One-Off

Curioldy

First in a series: Revisiting the Spring 1971 issue of Humanities

HUMANITIES, January/February 2016, Volume 37, Number 1

The earliest issue of Humanities magazine we have in our office archive is from spring 1971. The publication is eight pages long without any pictures. Orange is the only secondary color. The whole thing folds over nicely for mailing. Articles are unsigned, but the writing is bright and lively.

The feature story opens with a description of Transylvania gleaned from old movies, a place “where the late Dr. Frankenstein lived and worked . . . inhabited by sturdy peasants and shopkeepers who wear lederhosen and felt fedoras with little brushes tucked into the hatbands.”

What did this have to do with NEH? Well, there was this scholar. He was an architect, a teacher of industrial design, and a builder but otherwise a little hard to classify, and he needed time away from teaching to work on a couple of books for which he had already done much research.

His name was Christopher G. Williams and, at the time, he was embarked on a very curious project. Three years earlier, he and his wife, using their own funds, had gone abroad with their four-year-old son. Starting in Stuttgart, Germany, they bought a Volkswagen Westfalia Camper and went on tour, visiting remote villages from North Africa to Western and Eastern Europe.

Williams had come up with his itinerary by writing letters to various ethnographic museums. He wanted to examine the arts of carpentry and building as they were still practiced beyond the pale of modern technology.

In the first portion of their journey, the Williamses visited Spain, Italy, Morocco, Egypt, Syria, Turkey, Bulgaria, and Romania. Traveling as a family made the going easier. “Everybody respects a family,” Williams said recently in an interview.

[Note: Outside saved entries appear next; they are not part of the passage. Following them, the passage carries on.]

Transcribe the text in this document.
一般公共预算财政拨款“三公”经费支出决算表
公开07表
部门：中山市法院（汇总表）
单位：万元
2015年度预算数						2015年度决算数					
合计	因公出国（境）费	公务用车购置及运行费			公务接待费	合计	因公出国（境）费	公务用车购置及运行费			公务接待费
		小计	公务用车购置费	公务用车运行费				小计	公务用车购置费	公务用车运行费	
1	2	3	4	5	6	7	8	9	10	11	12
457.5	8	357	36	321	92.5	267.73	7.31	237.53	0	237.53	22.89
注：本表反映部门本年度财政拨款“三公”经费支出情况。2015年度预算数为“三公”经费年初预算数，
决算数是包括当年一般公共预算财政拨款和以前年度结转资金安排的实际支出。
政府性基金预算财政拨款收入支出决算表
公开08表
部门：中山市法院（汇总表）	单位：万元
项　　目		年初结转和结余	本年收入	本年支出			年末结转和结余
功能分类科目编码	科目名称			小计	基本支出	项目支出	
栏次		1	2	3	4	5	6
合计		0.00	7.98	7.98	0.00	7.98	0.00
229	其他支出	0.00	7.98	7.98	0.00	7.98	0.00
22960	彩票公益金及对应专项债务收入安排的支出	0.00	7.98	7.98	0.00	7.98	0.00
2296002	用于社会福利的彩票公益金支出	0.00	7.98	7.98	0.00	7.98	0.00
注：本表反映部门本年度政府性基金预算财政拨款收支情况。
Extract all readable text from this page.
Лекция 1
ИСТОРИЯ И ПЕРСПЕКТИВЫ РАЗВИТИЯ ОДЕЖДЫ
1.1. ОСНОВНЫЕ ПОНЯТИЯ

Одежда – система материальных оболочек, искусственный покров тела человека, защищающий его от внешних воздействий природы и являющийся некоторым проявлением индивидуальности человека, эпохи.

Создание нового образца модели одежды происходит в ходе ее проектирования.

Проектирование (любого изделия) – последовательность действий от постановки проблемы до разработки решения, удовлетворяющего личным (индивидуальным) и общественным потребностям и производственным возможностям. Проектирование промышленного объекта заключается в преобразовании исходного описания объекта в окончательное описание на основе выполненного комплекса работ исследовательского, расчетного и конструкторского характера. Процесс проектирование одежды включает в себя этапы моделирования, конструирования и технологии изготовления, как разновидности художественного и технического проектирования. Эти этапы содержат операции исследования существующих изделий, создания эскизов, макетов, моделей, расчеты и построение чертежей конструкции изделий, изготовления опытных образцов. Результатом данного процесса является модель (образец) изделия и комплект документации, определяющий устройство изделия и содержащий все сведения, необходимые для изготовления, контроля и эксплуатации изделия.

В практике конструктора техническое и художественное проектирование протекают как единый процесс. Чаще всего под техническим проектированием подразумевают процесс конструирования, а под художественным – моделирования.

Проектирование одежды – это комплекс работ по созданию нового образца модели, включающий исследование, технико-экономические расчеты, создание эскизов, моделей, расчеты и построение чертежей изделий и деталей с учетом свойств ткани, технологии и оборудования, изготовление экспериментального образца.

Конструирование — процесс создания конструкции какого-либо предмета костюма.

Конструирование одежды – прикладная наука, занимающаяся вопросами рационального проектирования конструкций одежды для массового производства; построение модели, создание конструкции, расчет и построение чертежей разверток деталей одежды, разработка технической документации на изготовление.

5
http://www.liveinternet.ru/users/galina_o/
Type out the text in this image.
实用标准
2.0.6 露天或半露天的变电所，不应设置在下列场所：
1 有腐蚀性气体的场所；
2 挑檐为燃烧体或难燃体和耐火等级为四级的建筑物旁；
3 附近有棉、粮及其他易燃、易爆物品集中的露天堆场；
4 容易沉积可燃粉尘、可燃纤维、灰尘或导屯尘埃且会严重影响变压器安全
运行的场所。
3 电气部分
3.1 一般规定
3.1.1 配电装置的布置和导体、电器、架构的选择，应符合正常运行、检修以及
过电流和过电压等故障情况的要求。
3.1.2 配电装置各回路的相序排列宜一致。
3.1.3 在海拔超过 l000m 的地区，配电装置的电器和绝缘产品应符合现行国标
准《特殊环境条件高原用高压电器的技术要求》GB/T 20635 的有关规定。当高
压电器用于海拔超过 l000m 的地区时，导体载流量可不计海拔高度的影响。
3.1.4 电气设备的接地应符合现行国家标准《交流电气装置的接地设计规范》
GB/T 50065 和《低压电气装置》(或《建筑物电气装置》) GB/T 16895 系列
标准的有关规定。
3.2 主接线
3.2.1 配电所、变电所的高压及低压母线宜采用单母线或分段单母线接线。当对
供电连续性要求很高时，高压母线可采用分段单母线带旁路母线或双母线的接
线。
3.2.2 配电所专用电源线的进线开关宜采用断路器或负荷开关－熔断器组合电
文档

“There was a little window at that time, when there was not much going on in terms of hostilities in the Arab countries. Fortunately, for us, it was a good time to travel.”

I asked Williams how he first became interested in this subject. “I have an affinity for tools and materials—old tools and materials especially because they are so beautiful. I am sitting in my office right now looking at my wall and I have thirty or forty old dividers hung up on the wall. They’re objects of beauty. I like to see a tool or whatever it may be fulfill its duties as a tool and also as an object of art.”

When the Williamses returned from Europe, Christopher applied for a grant. The idea was to explain the design and construction he had seen, as he wrote at the time, outside of “machine society”:

Another half of the world still lives outside its prejudices. They have concepts of form and function that have been developed in their own land. They are shepherds who design and build their own sheepfolds, fishermen who style their own boats, farmers who create their own tools for their own soil and blacksmiths who ally with them, villagers who make their own houses and put together their towns. Their life is clamped hard onto their environment and they must ride it through every capricious turn and fall. They must meter themselves and their work in sizes that nature can digest. They must build a religion on nature’s whims. They must know her nuances, for their ways are not strong enough to do otherwise to survive.

I wish I had known about this project when working on the Jefferson Lecture issue featuring Wendell Berry. This particular line from Williams strikes me as very Berry: “They must meter themselves and their work in sizes that nature can digest.”

In Transylvania, Williams had learned about home roofs that exemplified the kind of craftsmanship he wanted to put into his book: “The natives shingle their houses,” the Humanities article explained, “with a coarse-grained spruce that reacts to moisture—swelling with the wet north wind in winter to seal the houses tight, contracting during the summer to allow the cooling breezes to pass through the shingles and cool the living spaces.”

Without machinery to manipulate raw materials, these pre-technological craftsmen paid keen attention to what uses their materials suggested. They listened to their materials, Williams noted, trying to think in the “vernacular” of those materials.

“It was the basis of my whole life’s work,” says Williams, whose book was titled Craftsmen of Necessity and featured numerous photographs taken by his then wife Charlotte. It retains a certain currency among small-scale, environmentally conscious builders. Williams’s second book, Origins of Form: The Shape of Natural and Man-Made Things, featured many of his own drawings, and was republished in 2013 by Taylor Trade Publishing, an imprint of Rowman and Littlefield Publishing Group. It seeks to explain the built environment by analyzing the materials from iron to plastics that make up everything from train stations to pocketbooks to flatwear and showing how specific materials lend themselves to specific shapes and structures. It is written for the bewildered modern person who wonders to himself, upon buying a pair of sneakers or looking at a piece of furniture, How was this made?

Today, Williams is working on a book of parables for adults about nature and the human environment.